As artists, it’s our job to see what’s present but still unseen and underexplored in the things around us. Things
remind us, if we become hyper aware of them, that is, if we give them enough thought, that our world is full of
associations we’ve yet to notice, yet to describe, yet to bring into view. One way to explore this kind of thinking,
outside of the creation of art, is through the essay. Whether the thing is a color we’ve only looked past and tossed
aside like a garnish, or a mechanical defecating duck wanting to prove it’s alive, or a single pebble placed in a
pocket—a reminder of some particular day—these things model for us what the essay itself does: a means to
creep into systems once thought seemingly impenetrable and securely defined.
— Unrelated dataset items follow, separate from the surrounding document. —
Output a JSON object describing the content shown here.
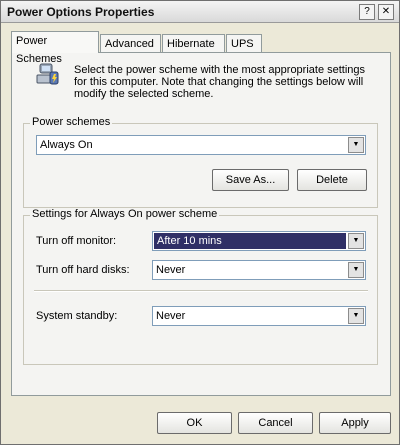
{
  "window": {
    "title": "Power Options Properties"
  },
  "titlebar": {
    "help": "?",
    "close": "✕"
  },
  "tabs": [
    {
      "label": "Power Schemes"
    },
    {
      "label": "Advanced"
    },
    {
      "label": "Hibernate"
    },
    {
      "label": "UPS"
    }
  ],
  "intro": {
    "text": "Select the power scheme with the most appropriate settings for this computer. Note that changing the settings below will modify the selected scheme."
  },
  "schemes": {
    "group_label": "Power schemes",
    "selected": "Always On",
    "save_as": "Save As...",
    "delete": "Delete"
  },
  "settings": {
    "group_label": "Settings for Always On power scheme",
    "monitor": {
      "label": "Turn off monitor:",
      "value": "After 10 mins"
    },
    "hard_disks": {
      "label": "Turn off hard disks:",
      "value": "Never"
    },
    "standby": {
      "label": "System standby:",
      "value": "Never"
    }
  },
  "footer": {
    "ok": "OK",
    "cancel": "Cancel",
    "apply": "Apply"
  },
  "icons": {
    "dropdown": "▼"
  }
}
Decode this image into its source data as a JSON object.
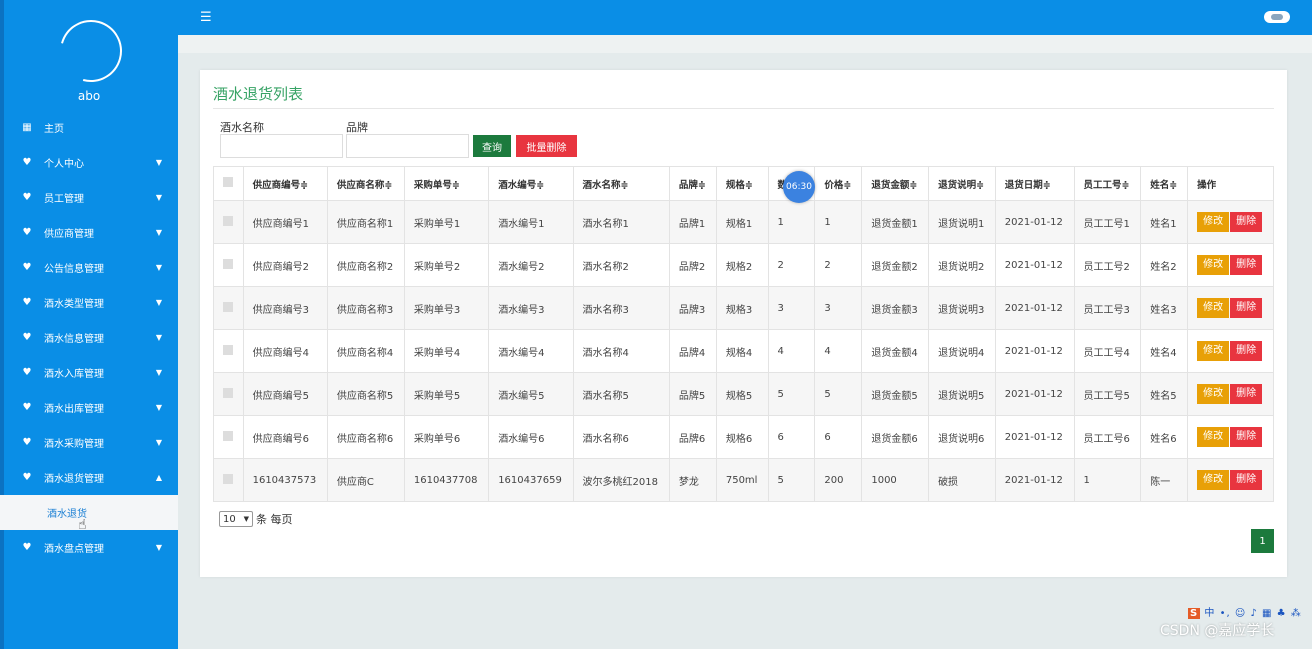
{
  "sidebar": {
    "username": "abo",
    "items": [
      {
        "label": "主页",
        "icon": "dashboard-icon",
        "expandable": false
      },
      {
        "label": "个人中心",
        "icon": "user-icon",
        "expandable": true
      },
      {
        "label": "员工管理",
        "icon": "user-icon",
        "expandable": true
      },
      {
        "label": "供应商管理",
        "icon": "user-icon",
        "expandable": true
      },
      {
        "label": "公告信息管理",
        "icon": "user-icon",
        "expandable": true
      },
      {
        "label": "酒水类型管理",
        "icon": "user-icon",
        "expandable": true
      },
      {
        "label": "酒水信息管理",
        "icon": "user-icon",
        "expandable": true
      },
      {
        "label": "酒水入库管理",
        "icon": "user-icon",
        "expandable": true
      },
      {
        "label": "酒水出库管理",
        "icon": "user-icon",
        "expandable": true
      },
      {
        "label": "酒水采购管理",
        "icon": "user-icon",
        "expandable": true
      },
      {
        "label": "酒水退货管理",
        "icon": "user-icon",
        "expandable": true,
        "expanded": true
      }
    ],
    "subitem": "酒水退货",
    "last_item": {
      "label": "酒水盘点管理",
      "icon": "user-icon",
      "expandable": true
    }
  },
  "page": {
    "title": "酒水退货列表",
    "filter_name_label": "酒水名称",
    "filter_brand_label": "品牌",
    "query_label": "查询",
    "batch_delete_label": "批量删除"
  },
  "table": {
    "headers": [
      "供应商编号≑",
      "供应商名称≑",
      "采购单号≑",
      "酒水编号≑",
      "酒水名称≑",
      "品牌≑",
      "规格≑",
      "数量≑",
      "价格≑",
      "退货金额≑",
      "退货说明≑",
      "退货日期≑",
      "员工工号≑",
      "姓名≑",
      "操作"
    ],
    "rows": [
      [
        "供应商编号1",
        "供应商名称1",
        "采购单号1",
        "酒水编号1",
        "酒水名称1",
        "品牌1",
        "规格1",
        "1",
        "1",
        "退货金额1",
        "退货说明1",
        "2021-01-12",
        "员工工号1",
        "姓名1"
      ],
      [
        "供应商编号2",
        "供应商名称2",
        "采购单号2",
        "酒水编号2",
        "酒水名称2",
        "品牌2",
        "规格2",
        "2",
        "2",
        "退货金额2",
        "退货说明2",
        "2021-01-12",
        "员工工号2",
        "姓名2"
      ],
      [
        "供应商编号3",
        "供应商名称3",
        "采购单号3",
        "酒水编号3",
        "酒水名称3",
        "品牌3",
        "规格3",
        "3",
        "3",
        "退货金额3",
        "退货说明3",
        "2021-01-12",
        "员工工号3",
        "姓名3"
      ],
      [
        "供应商编号4",
        "供应商名称4",
        "采购单号4",
        "酒水编号4",
        "酒水名称4",
        "品牌4",
        "规格4",
        "4",
        "4",
        "退货金额4",
        "退货说明4",
        "2021-01-12",
        "员工工号4",
        "姓名4"
      ],
      [
        "供应商编号5",
        "供应商名称5",
        "采购单号5",
        "酒水编号5",
        "酒水名称5",
        "品牌5",
        "规格5",
        "5",
        "5",
        "退货金额5",
        "退货说明5",
        "2021-01-12",
        "员工工号5",
        "姓名5"
      ],
      [
        "供应商编号6",
        "供应商名称6",
        "采购单号6",
        "酒水编号6",
        "酒水名称6",
        "品牌6",
        "规格6",
        "6",
        "6",
        "退货金额6",
        "退货说明6",
        "2021-01-12",
        "员工工号6",
        "姓名6"
      ],
      [
        "1610437573",
        "供应商C",
        "1610437708",
        "1610437659",
        "波尔多桃红2018",
        "梦龙",
        "750ml",
        "5",
        "200",
        "1000",
        "破损",
        "2021-01-12",
        "1",
        "陈一"
      ]
    ],
    "edit_label": "修改",
    "delete_label": "删除"
  },
  "timer_badge": "06:30",
  "pagination": {
    "page_size": "10",
    "per_page_label": "条 每页",
    "current_page": "1"
  },
  "ime_toolbar": "中 •, ☺ ♪ ▦ ♣ ⁂",
  "watermark": "CSDN @嘉应学长",
  "colors": {
    "sidebar": "#0a8ee6",
    "accent_green": "#1c7a3d",
    "danger": "#e8353f",
    "warning": "#e8a007",
    "title_green": "#37a365"
  }
}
Readings and course materials
include, but are not limited to, excerpts from Frank Stanford’s The Battlefield Where the Moon Says I Love You,
essays on color from Cabinet Magazine, artist documentaries from ART21, excerpts from Maggie Nelson’s
Bluets, Annie Dillard’s “The Transfiguration,” Joan Didion’s “On Morality,” the comedy of Monty Python,
Martin Heidegger’s “The Thing,” the animated films of the Brothers Quay, Francis Ponge’s “Introduction to a
Pebble,” Jennifer Riskin’s “The Defecating Duck, or, the Ambiguous Origins of Artificial Life,” and excerpts
from Gertrude Stein’s Tender Buttons.
Writing Seminar: Home and Away
This theme-based, reading-, writing-, and research-intensive course is designed to sharpen student skills in close
reading, college-level writing, research, and critical thinking and reasoning. Students will also hone their research
skills, learning to maximize their abilities to access all available information sources, evaluate sources, synthesize
information, fairly acknowledge opposing opinions, and cite sources properly, using the Chicago Manual of Style.
Requirements include three researched papers, weekly writing exercises, peer draft evaluations, and one-on-one
conferences with their instructor. Global/comparative readings will total 400-500 pages with a minimum of 24
pages (6,000 words) of student writing. This is a required course for all KCAI students. Required text: Kate L.
Turabian, A Manual for Writers of Research Papers, Theses, and Dissertations, ninth edition.
In our increasingly global society, humans are constantly on the move––the average American will move 11.7
times in their life. In this class, we will explore our own sense of place and how politics, socioeconomics, gender,
and colonialism factor into how we define home, with a focus on the place we live now: the American Midwest.